Page MenuHomePhabricator

Verify Proton can handle Queue timeouts properly
Closed, ResolvedPublic

Description

Looks like QueueSystem can stop processing queued jobs when many tasks timeout (please see https://gerrit.wikimedia.org/r/#/c/mediawiki/services/chromium-render/+/480150/ for more information).

Please verify that Queue works properly, and if there is a flaw in timeouts please fix it.

Event Timeline

Queue works properly, Test was invalid as it assigns the same ID to multiple tasks.

Change 480150 had a related patch set uploaded (by Pmiazga; owner: Jhernandez):
[mediawiki/services/chromium-render@master] WIP: Add bulk test, and fix JobTimeout stalling the queue

https://gerrit.wikimedia.org/r/480150

Sorry, I focused on tracking bigger issue so much I missed that there was a small error in the queue that is fixed by https://gerrit.wikimedia.org/r/480150. The bigger issue that task was still failing even after the fix was related to ids conflict.

The task still requires code review.

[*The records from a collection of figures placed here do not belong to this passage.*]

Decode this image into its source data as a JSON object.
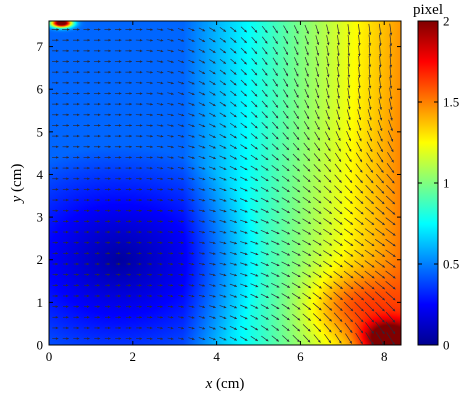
{
  "chart_data": {
    "type": "heatmap",
    "subtype": "quiver-over-heatmap",
    "title": "",
    "xlabel": {
      "var": "x",
      "unit": " (cm)"
    },
    "ylabel": {
      "var": "y",
      "unit": " (cm)"
    },
    "xlim": [
      0,
      8.4
    ],
    "ylim": [
      0,
      7.6
    ],
    "xticks": [
      0,
      2,
      4,
      6,
      8
    ],
    "yticks": [
      0,
      1,
      2,
      3,
      4,
      5,
      6,
      7
    ],
    "colorbar": {
      "title": "pixel",
      "range": [
        0,
        2
      ],
      "ticks": [
        0,
        0.5,
        1,
        1.5,
        2
      ],
      "tick_labels": [
        "0",
        "0.5",
        "1",
        "1.5",
        "2"
      ],
      "colormap": "jet"
    },
    "field_description": "displacement magnitude, min ~0.1 near (1.7, 2.0), rising to ~1.4 at right edge, ~2 in corners (0,7.5) and (8,0.2)",
    "magnitude_samples": [
      {
        "x": 0.3,
        "y": 7.5,
        "value": 2.0
      },
      {
        "x": 1.7,
        "y": 2.0,
        "value": 0.1
      },
      {
        "x": 1.0,
        "y": 5.0,
        "value": 0.25
      },
      {
        "x": 4.0,
        "y": 4.0,
        "value": 0.6
      },
      {
        "x": 6.0,
        "y": 3.0,
        "value": 0.95
      },
      {
        "x": 8.2,
        "y": 4.0,
        "value": 1.3
      },
      {
        "x": 8.0,
        "y": 0.2,
        "value": 1.9
      }
    ]
  },
  "colors": {
    "frame": "#000000",
    "background": "#ffffff",
    "arrow": "#2b2b3a"
  }
}
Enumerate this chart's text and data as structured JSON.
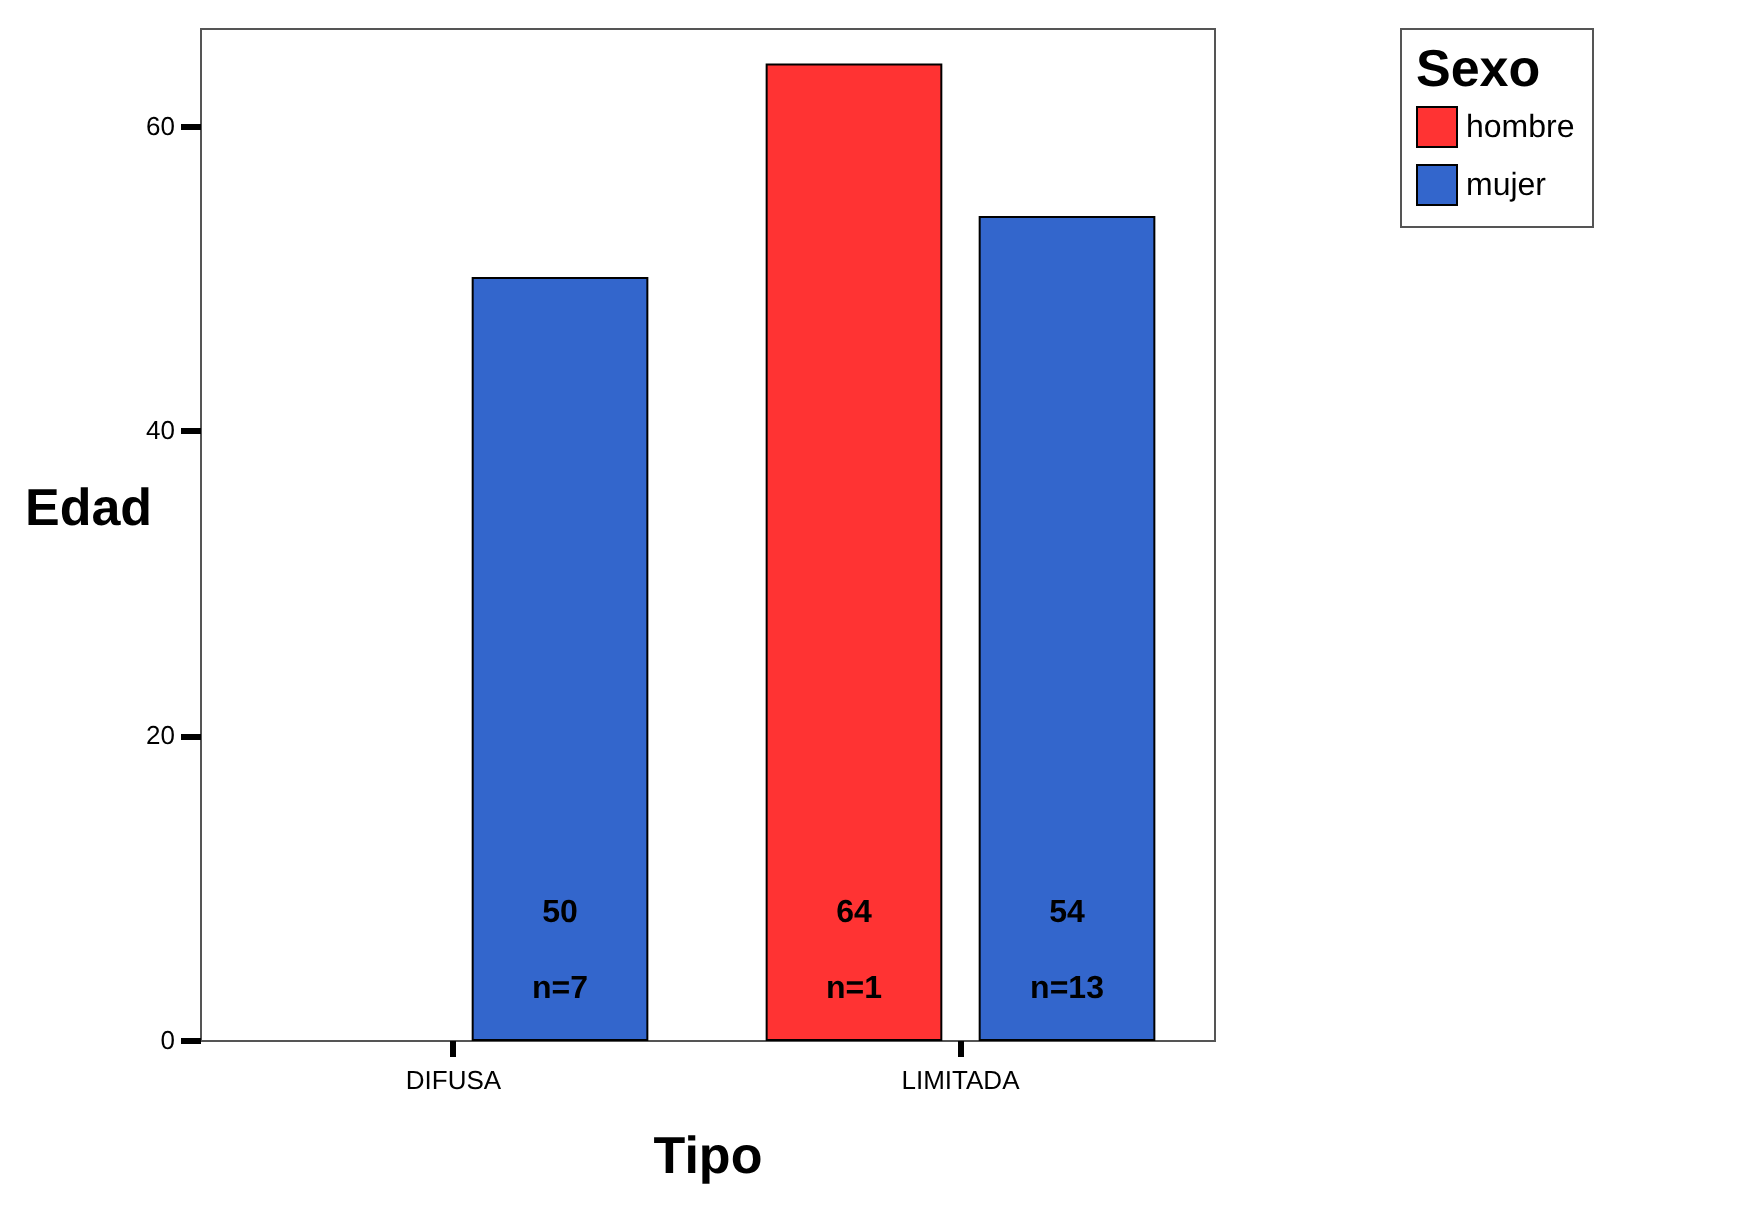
{
  "chart_data": {
    "type": "bar",
    "xlabel": "Tipo",
    "ylabel": "Edad",
    "legend_title": "Sexo",
    "categories": [
      "DIFUSA",
      "LIMITADA"
    ],
    "series": [
      {
        "name": "hombre",
        "color": "#ff3333",
        "values": [
          null,
          64
        ],
        "value_labels": [
          null,
          "64\nn=1"
        ]
      },
      {
        "name": "mujer",
        "color": "#3366cc",
        "values": [
          50,
          54
        ],
        "value_labels": [
          "50\nn=7",
          "54\nn=13"
        ]
      }
    ],
    "ylim": [
      0,
      66.4
    ],
    "yticks": [
      0,
      20,
      40,
      60
    ],
    "grid": false,
    "legend": "top right"
  }
}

It already has +1 from Petr, and it needs +2 from someone.

Change 480150 merged by jenkins-bot:
[mediawiki/services/chromium-render@master] Add bulk test, and fix JobTimeout stalling the queue

https://gerrit.wikimedia.org/r/480150

Niedzielski closed this task as Resolved.EditedJan 14 2019, 6:39 PM

I did a smoke test of this change by reducing all the timeouts by an order of magnitude and launching about 30 requests. About half the requests completed successfully and the rest returned 503 noting "Queue full. Please try again later".

Edit: Also, the service was ready to receive additional requests after the flood subsided.